Specific spending proposals for the fund must be authorized by City Council.
“When we see the direction of the country as far as legalizing marijuana, we can right the wrongs of some of the draconian effects of the failed war on drugs over the past 40 to 50 years,” Alderman Jonathan Logemann, D-2, said. “I think that’s important public policy, and I think it’s smart public policy.”
City Council vote on the creation of the cannabis fund was not unanimous.
Linda McNeely, D-13, and Tim Durkee, R-1, voted “no”.
“The ordinance is vague. It’s like throwing everything against the wall and everything sticks,” Durkee said. “There’s a lot of social services. There’s a lot of money flowing into Rockford for these things that are already in existence and I’m not so sure expanding them is good for the city. I’d rather see the city reinvest in itself and reinvest in economic development, which provides far more opportunities for folks, especially in some of the challenged areas that we have.”

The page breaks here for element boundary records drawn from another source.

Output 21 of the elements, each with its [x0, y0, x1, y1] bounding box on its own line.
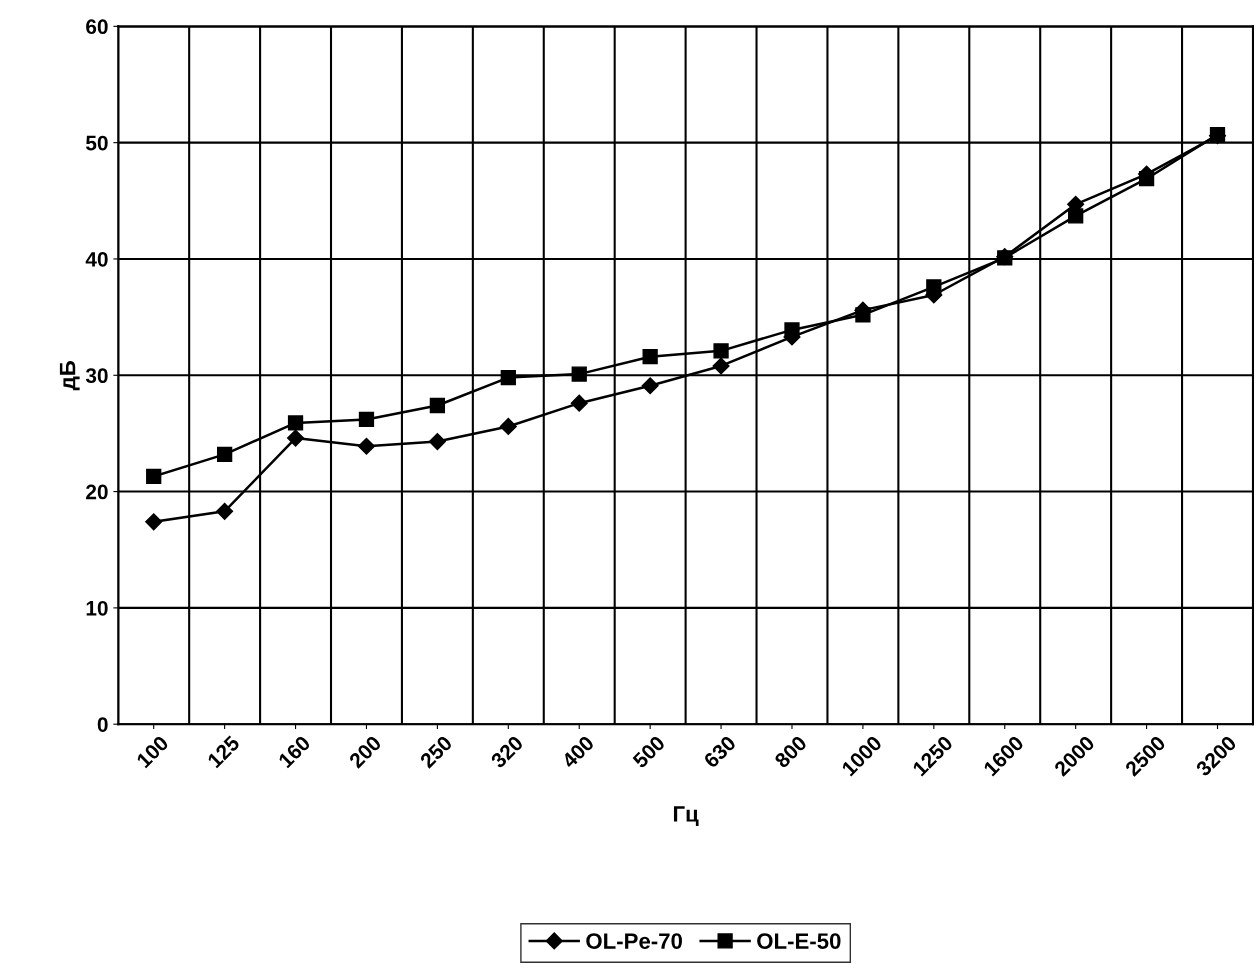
y-tick-label: 30: [85, 368, 108, 384]
x-tick-label: 160: [277, 734, 312, 769]
x-tick-label: 400: [560, 734, 595, 770]
x-tick-label: 250: [419, 734, 454, 769]
x-tick-label: 630: [702, 734, 737, 769]
legend-label: OL-E-50: [757, 933, 841, 949]
x-tick-label: 500: [631, 734, 666, 769]
y-tick-label: 10: [86, 600, 108, 616]
y-tick-label: 50: [86, 135, 108, 151]
legend-label: OL-Pe-70: [586, 933, 682, 949]
x-tick-label: 800: [773, 734, 808, 769]
y-axis-title: дБ: [59, 361, 80, 391]
y-tick-label: 20: [86, 484, 108, 500]
x-tick-label: 200: [348, 734, 383, 769]
x-tick-label: 100: [135, 734, 170, 769]
x-tick-label: 320: [489, 734, 524, 769]
y-tick-label: 0: [97, 717, 108, 732]
x-axis-title: Гц: [673, 806, 699, 826]
y-tick-label: 40: [85, 251, 108, 267]
x-tick-label: 125: [206, 734, 241, 769]
y-tick-label: 60: [86, 19, 108, 35]
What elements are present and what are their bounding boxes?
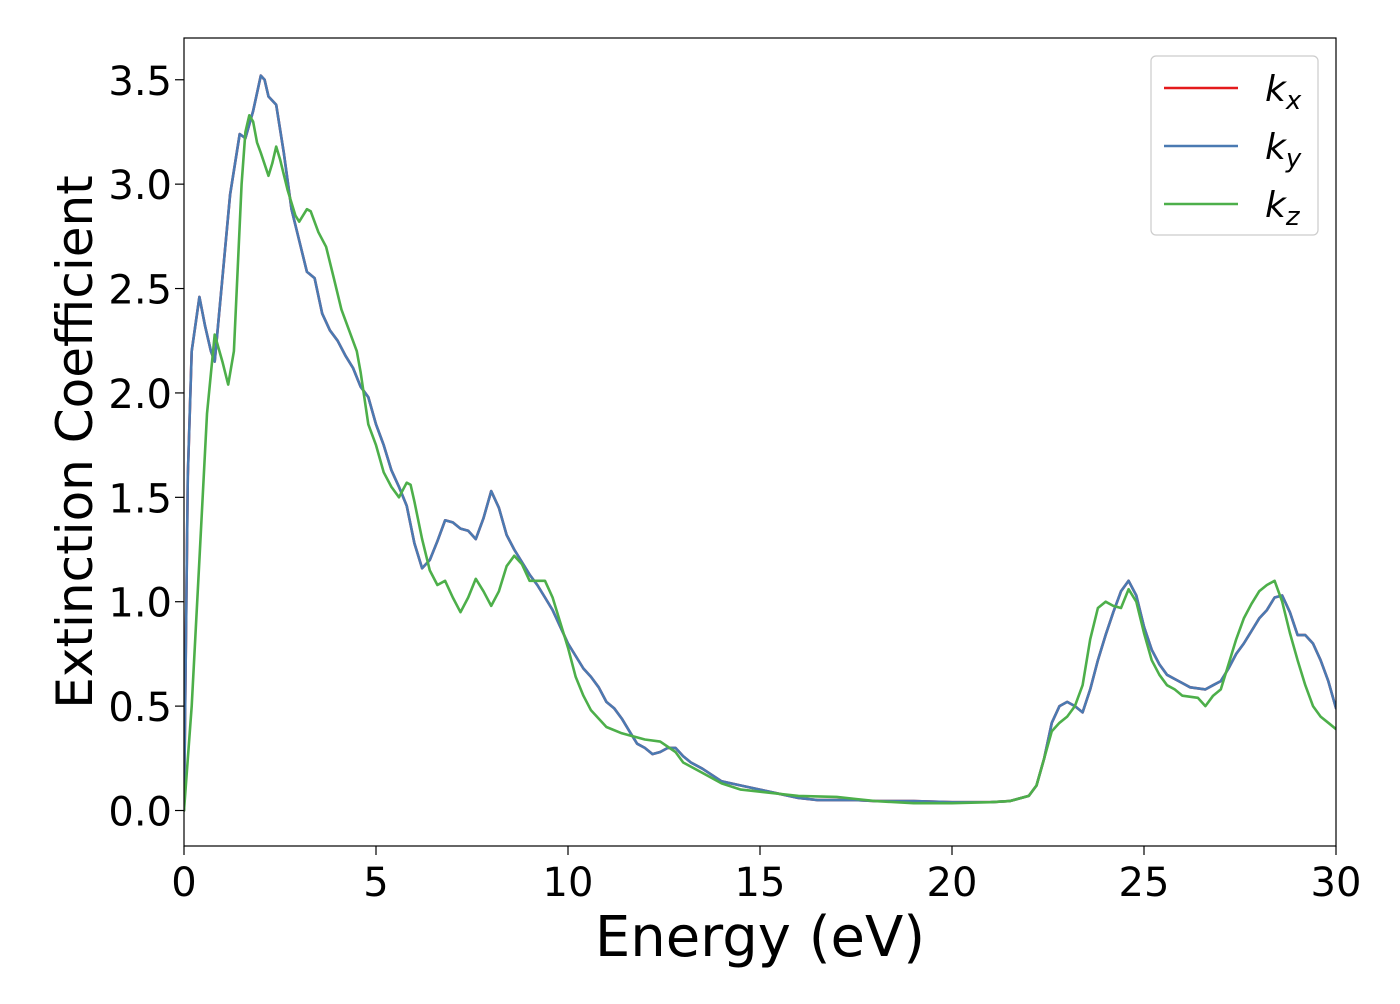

Durkee also suggested that the city needs to funnel more resources toward its pension obligations.
The creation of the cannabis fund is consistent with the state act that legalized recreational marijuana and its provisions to set aside funds for those areas of the city disproportionately impacted by marijuana laws, city officials said.
Hervey said she’ll advocate using a portion of the money job training.
“Some cities have programs where they offer to pay the first three months or six months of a person’s salary without a lot of bureaucracy if employers are willing to give some of these folks who are ex-offenders a chance,” Hervey said. “We’re going to try and make an impact in areas of our city that were negatively impacted by marijuana crime enforcement. We’re going to try and fix some of that.”